As this newspaper prepares to celebrate its 17th anniversary, we offer readers condensed versions of some of our best cover stories of the past year. In addition to covering the coronavirus pandemic; 2020 US Census; Black Lives Matter movement; and the election which made Kamala Harris the first Black woman voted in as US vice president, we have honored some of the precious lives lost this year, including Kobe Bryant and John Lewis.
It’s been an extraordinary 12 months and we look forward to bringing readers additional interesting cover articles and art as we forge into the future. The newspaper offices have closed for the holidays and will open on Monday, Jan. 11, 2021. All of the Our Weekly staff members wish you and yours continued blessings and prosperity throughout the holidays and into the New Year!
California census chief: Don’t be invisible
Jan. 10, 2020
By Charlene Muhammad
Even if you have people living with you who are not on your lease — or on your affordable housing application — you should still make sure they are counted during the 2020 Census, says Ditas Katague, director of the California Complete Count office.
“No enforcement agency, federal, local, or anything, can get that data,” she assures Californians. “It’s safe.”
Katague visited Los Angeles County, the hardest-to-count area in the United States and also a region in the state with census tracts where the most African-Americans live. She was on a stop in early 2020 that was part of a statewide push to encourage all Californians to respond to this year’s census forms.
She spoke about the state’s $187.3 million investment to get an accurate count of all Californians. Katague also shared details about what her office has been doing so far to achieve that, and she gave some insights on why it has been so hard for census workers to get the African-American count right in the past.

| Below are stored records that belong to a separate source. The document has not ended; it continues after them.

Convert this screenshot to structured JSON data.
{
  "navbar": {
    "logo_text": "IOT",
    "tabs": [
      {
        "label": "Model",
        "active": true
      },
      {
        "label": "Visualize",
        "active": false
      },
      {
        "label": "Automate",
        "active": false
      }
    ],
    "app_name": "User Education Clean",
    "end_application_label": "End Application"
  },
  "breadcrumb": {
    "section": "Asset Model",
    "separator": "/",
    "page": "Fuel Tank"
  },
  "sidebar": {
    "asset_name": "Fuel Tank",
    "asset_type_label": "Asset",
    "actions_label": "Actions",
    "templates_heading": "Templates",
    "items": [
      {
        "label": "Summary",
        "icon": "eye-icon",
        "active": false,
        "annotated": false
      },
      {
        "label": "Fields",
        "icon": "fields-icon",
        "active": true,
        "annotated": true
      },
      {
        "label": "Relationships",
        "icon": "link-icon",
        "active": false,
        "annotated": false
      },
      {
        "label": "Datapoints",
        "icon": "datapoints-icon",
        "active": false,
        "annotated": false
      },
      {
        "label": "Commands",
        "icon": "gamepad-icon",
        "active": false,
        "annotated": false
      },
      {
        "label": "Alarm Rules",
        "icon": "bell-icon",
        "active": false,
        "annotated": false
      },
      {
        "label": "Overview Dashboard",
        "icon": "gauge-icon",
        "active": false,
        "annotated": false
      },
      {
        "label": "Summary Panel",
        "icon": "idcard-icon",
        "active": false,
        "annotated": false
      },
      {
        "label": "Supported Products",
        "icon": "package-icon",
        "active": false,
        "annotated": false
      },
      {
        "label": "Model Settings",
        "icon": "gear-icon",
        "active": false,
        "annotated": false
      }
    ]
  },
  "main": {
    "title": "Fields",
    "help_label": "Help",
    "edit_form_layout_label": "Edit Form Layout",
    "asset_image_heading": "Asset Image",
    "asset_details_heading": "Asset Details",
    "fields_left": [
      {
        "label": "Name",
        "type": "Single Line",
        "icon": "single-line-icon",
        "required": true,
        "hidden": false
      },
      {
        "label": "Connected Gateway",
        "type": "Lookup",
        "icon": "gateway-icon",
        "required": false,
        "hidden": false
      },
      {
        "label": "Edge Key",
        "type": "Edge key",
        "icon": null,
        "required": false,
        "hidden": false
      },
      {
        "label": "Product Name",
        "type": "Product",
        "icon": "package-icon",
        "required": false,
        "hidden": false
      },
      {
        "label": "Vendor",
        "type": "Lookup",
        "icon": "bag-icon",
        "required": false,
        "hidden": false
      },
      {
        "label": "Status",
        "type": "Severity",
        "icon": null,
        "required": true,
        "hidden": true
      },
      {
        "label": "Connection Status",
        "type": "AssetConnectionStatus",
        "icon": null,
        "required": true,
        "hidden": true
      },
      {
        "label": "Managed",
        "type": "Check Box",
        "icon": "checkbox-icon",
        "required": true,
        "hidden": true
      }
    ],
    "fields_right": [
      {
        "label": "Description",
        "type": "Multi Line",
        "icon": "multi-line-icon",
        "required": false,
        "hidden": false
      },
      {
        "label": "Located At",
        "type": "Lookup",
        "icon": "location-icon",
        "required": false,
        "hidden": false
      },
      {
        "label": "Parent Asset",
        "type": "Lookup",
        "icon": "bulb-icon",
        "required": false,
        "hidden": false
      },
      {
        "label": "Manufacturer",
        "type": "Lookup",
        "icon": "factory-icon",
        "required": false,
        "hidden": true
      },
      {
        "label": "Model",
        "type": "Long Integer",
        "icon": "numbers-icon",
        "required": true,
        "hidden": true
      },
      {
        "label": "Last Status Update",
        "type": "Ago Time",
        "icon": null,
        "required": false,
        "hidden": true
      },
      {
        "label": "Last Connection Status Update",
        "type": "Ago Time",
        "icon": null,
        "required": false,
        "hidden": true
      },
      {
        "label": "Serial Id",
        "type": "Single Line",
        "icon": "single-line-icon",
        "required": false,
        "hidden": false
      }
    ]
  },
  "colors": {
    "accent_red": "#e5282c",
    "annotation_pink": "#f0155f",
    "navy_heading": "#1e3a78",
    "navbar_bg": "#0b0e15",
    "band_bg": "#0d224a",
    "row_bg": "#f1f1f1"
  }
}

“As you know, statewide, the money and the investment that both the governor and the legislature have made across the state have been unprecedented. That’s because California is the hardest-to-count state in the country. In fact, the city of L.A. is the hardest-to-count city and Los Angeles County is the hardest-to-count county in the hardest-to-count state,” Katague says.
“So, even though our efforts are unprecedented, these are the reasons that we need to do that level of outreach. The U.S. Census is actually a federal operation, and so here at the state level, we don’t control any of the actual counting. We don’t design the form, but what we can control is reaching out, educating our Californians to make sure that they know how important it is to respond.”
Continued Katague: “And to that end, we’ve divided the state. We’ve used data to really inform our partners on the ground about where they should be reaching out and to whom. It’s really about getting the word out through trusted community partners on the ground, and really connecting with folks to say why it is so important and what an accurate count means for them on the ground.”